No conturbado cenário político do Brasil, é comum encontrar quem discorde de decisões do Supremo Tribunal Federal. Compreensível até que vislumbrem ativismo judicial em certos casos. Porém, causa perplexidade ouvir os que deliram por um «poder moderador por analogia». Mais perturbador, segundo os defensores da tese, é que o poder estaria depositado nas mãos das Forças Armadas. Nesse sentido, o olhar atento sobre o poder moderador dos dois lados do atlântico faz perceber o grave equívoco histórico em compará-lo à intervenção militar.

Para começar a conversa, é merecida uma breve excursão ao século XIX e notar que o poder moderador já era bem distante do «pouvoir royal» idealizado por Benjamin Constant. Pois bem, no campo teórico, o poder real foi concebido para uma monarquia constitucional. Deveria ser neutro e, portanto, estar longe do dia a dia dos demais poderes. A prática foi outra. O poder moderador nasceu no art. 98 da Constituição Política do Império do Brasil de 1822 e estava, digamos, entrelaçado ao poder executivo. Tratava-se, de acordo com o relato dos constitucionalistas, da mudança mais significativa em relação ao projeto de constituição feito por uma Assembleia Constituinte que acabou dissolvida.

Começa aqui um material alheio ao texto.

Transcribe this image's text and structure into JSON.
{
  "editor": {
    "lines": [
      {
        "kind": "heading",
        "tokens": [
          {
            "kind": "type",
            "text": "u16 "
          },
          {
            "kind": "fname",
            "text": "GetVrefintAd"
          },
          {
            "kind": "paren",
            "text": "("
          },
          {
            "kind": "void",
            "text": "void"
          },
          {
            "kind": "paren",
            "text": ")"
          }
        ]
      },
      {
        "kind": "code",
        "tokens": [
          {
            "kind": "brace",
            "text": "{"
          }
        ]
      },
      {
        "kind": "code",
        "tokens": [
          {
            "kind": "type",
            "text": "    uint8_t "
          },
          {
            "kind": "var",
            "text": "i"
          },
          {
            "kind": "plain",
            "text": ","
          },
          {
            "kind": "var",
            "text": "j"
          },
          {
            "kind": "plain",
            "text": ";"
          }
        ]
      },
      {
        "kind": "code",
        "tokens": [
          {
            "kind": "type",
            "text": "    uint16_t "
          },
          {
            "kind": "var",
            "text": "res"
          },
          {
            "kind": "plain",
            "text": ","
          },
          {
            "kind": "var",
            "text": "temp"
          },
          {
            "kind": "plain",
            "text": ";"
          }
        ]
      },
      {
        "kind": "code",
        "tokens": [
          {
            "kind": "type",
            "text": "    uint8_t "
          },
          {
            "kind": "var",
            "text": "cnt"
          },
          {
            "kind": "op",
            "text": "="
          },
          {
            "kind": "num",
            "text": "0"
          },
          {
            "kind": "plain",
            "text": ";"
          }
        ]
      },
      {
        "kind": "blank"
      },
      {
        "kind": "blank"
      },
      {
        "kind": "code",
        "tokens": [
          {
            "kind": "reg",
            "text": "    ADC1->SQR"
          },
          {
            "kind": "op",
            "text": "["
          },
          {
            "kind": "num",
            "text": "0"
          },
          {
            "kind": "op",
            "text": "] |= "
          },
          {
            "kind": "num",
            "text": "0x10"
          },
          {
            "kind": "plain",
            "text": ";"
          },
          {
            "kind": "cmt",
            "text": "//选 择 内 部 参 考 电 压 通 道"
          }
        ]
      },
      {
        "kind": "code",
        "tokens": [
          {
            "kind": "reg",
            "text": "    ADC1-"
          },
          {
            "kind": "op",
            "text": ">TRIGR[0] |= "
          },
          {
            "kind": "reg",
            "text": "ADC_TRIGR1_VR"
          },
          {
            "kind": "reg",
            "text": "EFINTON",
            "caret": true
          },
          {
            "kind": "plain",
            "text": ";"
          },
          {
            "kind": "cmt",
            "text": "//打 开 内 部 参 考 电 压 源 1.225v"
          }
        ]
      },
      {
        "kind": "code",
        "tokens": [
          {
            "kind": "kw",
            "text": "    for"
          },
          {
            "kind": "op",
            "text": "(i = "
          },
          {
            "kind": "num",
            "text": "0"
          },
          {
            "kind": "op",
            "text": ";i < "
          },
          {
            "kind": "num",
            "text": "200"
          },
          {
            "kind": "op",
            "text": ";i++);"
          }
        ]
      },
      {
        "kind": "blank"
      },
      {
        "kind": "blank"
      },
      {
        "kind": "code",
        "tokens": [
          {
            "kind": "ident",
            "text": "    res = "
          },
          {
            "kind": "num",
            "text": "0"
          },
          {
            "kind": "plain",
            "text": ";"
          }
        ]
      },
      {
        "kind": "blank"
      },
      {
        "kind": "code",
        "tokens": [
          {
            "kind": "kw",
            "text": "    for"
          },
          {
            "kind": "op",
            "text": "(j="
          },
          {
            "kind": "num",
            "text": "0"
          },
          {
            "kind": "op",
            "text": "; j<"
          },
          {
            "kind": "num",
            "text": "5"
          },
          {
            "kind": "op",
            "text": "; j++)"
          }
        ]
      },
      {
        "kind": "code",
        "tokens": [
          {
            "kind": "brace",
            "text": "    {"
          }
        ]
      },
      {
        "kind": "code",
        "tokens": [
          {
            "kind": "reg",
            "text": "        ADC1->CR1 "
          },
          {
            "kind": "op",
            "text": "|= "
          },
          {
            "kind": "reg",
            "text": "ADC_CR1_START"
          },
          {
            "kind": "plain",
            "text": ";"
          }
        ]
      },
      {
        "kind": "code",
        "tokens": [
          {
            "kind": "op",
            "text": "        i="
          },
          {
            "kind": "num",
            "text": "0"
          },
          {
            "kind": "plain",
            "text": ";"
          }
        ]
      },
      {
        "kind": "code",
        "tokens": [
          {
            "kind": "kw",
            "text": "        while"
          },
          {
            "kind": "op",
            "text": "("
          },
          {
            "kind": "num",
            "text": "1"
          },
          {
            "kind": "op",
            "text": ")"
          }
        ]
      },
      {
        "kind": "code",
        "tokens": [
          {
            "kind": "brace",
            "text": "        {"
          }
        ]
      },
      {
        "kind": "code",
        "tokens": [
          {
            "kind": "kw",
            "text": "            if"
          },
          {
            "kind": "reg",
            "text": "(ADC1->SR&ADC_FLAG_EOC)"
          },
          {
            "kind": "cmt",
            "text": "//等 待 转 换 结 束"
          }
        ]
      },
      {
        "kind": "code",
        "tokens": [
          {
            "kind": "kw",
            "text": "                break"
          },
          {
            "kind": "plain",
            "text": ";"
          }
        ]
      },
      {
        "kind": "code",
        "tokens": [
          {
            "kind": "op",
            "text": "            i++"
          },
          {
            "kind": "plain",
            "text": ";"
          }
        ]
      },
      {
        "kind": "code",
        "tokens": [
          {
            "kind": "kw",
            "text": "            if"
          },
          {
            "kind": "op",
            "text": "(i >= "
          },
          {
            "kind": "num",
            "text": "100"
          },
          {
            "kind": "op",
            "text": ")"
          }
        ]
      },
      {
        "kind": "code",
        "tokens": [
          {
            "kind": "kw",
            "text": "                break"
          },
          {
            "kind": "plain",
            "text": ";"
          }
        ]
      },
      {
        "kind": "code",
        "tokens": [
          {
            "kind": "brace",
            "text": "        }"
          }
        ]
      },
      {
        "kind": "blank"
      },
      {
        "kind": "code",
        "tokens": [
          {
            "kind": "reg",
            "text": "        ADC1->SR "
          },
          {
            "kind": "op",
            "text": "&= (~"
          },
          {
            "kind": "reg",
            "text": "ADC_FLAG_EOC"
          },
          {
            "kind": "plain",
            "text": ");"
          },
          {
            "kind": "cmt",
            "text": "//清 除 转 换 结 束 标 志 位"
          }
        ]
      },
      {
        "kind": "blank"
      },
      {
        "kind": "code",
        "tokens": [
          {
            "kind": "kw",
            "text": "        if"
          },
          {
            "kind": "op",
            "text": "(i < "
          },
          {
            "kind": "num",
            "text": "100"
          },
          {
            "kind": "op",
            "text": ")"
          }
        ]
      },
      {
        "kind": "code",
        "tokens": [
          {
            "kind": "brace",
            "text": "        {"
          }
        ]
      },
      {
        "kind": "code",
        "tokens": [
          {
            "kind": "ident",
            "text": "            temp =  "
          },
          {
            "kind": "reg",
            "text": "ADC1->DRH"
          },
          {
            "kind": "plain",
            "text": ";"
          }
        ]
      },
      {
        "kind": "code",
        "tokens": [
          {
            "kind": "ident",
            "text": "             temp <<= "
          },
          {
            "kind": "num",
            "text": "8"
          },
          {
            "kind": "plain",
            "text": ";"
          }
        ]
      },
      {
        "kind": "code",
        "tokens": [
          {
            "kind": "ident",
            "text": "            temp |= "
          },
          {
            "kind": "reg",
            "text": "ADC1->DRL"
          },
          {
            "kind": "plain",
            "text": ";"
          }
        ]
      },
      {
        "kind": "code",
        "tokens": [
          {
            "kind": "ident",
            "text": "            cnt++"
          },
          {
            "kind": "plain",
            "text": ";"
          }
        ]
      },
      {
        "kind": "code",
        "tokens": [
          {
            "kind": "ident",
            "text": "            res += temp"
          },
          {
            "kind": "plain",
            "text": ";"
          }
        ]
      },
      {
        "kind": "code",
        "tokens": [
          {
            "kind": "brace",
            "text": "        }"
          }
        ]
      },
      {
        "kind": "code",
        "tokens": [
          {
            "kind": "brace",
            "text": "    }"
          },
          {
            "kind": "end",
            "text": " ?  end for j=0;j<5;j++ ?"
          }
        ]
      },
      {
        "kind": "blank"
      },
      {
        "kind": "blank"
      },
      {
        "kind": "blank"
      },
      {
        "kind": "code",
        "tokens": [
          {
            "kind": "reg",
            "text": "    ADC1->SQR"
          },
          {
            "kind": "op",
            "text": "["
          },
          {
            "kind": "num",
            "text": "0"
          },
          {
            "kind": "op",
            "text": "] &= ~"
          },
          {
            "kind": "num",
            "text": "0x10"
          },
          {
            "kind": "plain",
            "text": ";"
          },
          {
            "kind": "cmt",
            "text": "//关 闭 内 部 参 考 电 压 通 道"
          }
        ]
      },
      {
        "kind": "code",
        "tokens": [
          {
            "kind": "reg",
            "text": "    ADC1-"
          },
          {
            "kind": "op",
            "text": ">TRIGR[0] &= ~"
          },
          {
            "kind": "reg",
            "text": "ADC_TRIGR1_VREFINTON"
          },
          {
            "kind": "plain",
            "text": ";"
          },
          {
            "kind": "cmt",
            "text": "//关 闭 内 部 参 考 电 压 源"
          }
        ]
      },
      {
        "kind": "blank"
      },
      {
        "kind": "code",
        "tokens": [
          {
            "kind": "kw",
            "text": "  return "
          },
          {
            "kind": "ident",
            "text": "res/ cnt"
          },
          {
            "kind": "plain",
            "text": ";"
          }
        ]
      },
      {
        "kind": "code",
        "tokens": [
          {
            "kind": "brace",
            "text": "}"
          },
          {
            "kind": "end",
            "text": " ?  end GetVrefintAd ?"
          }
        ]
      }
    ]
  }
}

Como poderão saber aqueles que se interessam pela história constitucional, o poder moderador volta a surgir no art. 71 da Carta Constitucional do Reino de Portugal de 1826. Ocorre que, após a morte de D. João VI, D. Pedro IV, [que era o mesmíssimo D. Pedro I, do Brasil] outorgou a carta que é pouco mais que uma cópia adaptada da constituição brasileira então vigente.

Em Portugal, entre idas e vindas,1 o poder moderador durou explicitamente até o final da monarquia em 1910. Esteve ausente das Constituições de 1911 e 1933, mas pode-se considerar que, em certa medida, a Constituição de 1976 conferiu atribuições ao Presidente da República assemelhadas ao velho poder moderador. É que, no seu arranjo de semipresidencialismo, foram estabelecidos quatro órgãos de soberania [Presidente da República, Assembleia da República, Governo e Tribunais] que devem observar separação e interdependência. Conforme determinados autores, o objetivo era evitar uma concentração de poderes como a que ocorreu no regime salazarista. A solução encontrada foi, assim, segregar atribuições em dois centros distintos de poder.

Já no Brasil, o Poder Moderador foi extinto com a república e relegado aos livros de história. No entanto, «adormecido e coberto» por mais de 100 anos, vem sendo intensamente reanimado em palanques exóticos. Para assombro da maioria, uma minoria agitada alega que o famigerado art. 142 da Constituição de 1988 daria a chave de toda a organização política às Forças Armadas. E, já que estamos tratando de mitos nacionais, parece clamar por um moderador ressurgido entre nevoeiros para salvar o povo. Tal e qual, um D. Sebastião.

Voltemos no tempo mais uma vez. Não foi à toa que a Carta Constitucional tenha sido revogada durante o reinado de D. Miguel (1828/1834). É que pela perspectiva absolutista, qualquer constituição é um entrave ao direito divino e absoluto dos reis. Ora, as constituições outorgadas por D. Pedro, não eram tão avançadas quanto pretendiam os liberais de Brasil e Portugal. Porém, foram suficientes para alcançar um equilíbrio que estabilizou os Bragança no poder por 65 anos no Brasil e 84 anos em Portugal. Nessa balança, certo é que, embora o soberano fosse sagrado, seu poder continha - acreditem - barreiras constitucionais. Vejamos, em síntese a seguir, quais eram as atribuições da moderação dos outros três poderes.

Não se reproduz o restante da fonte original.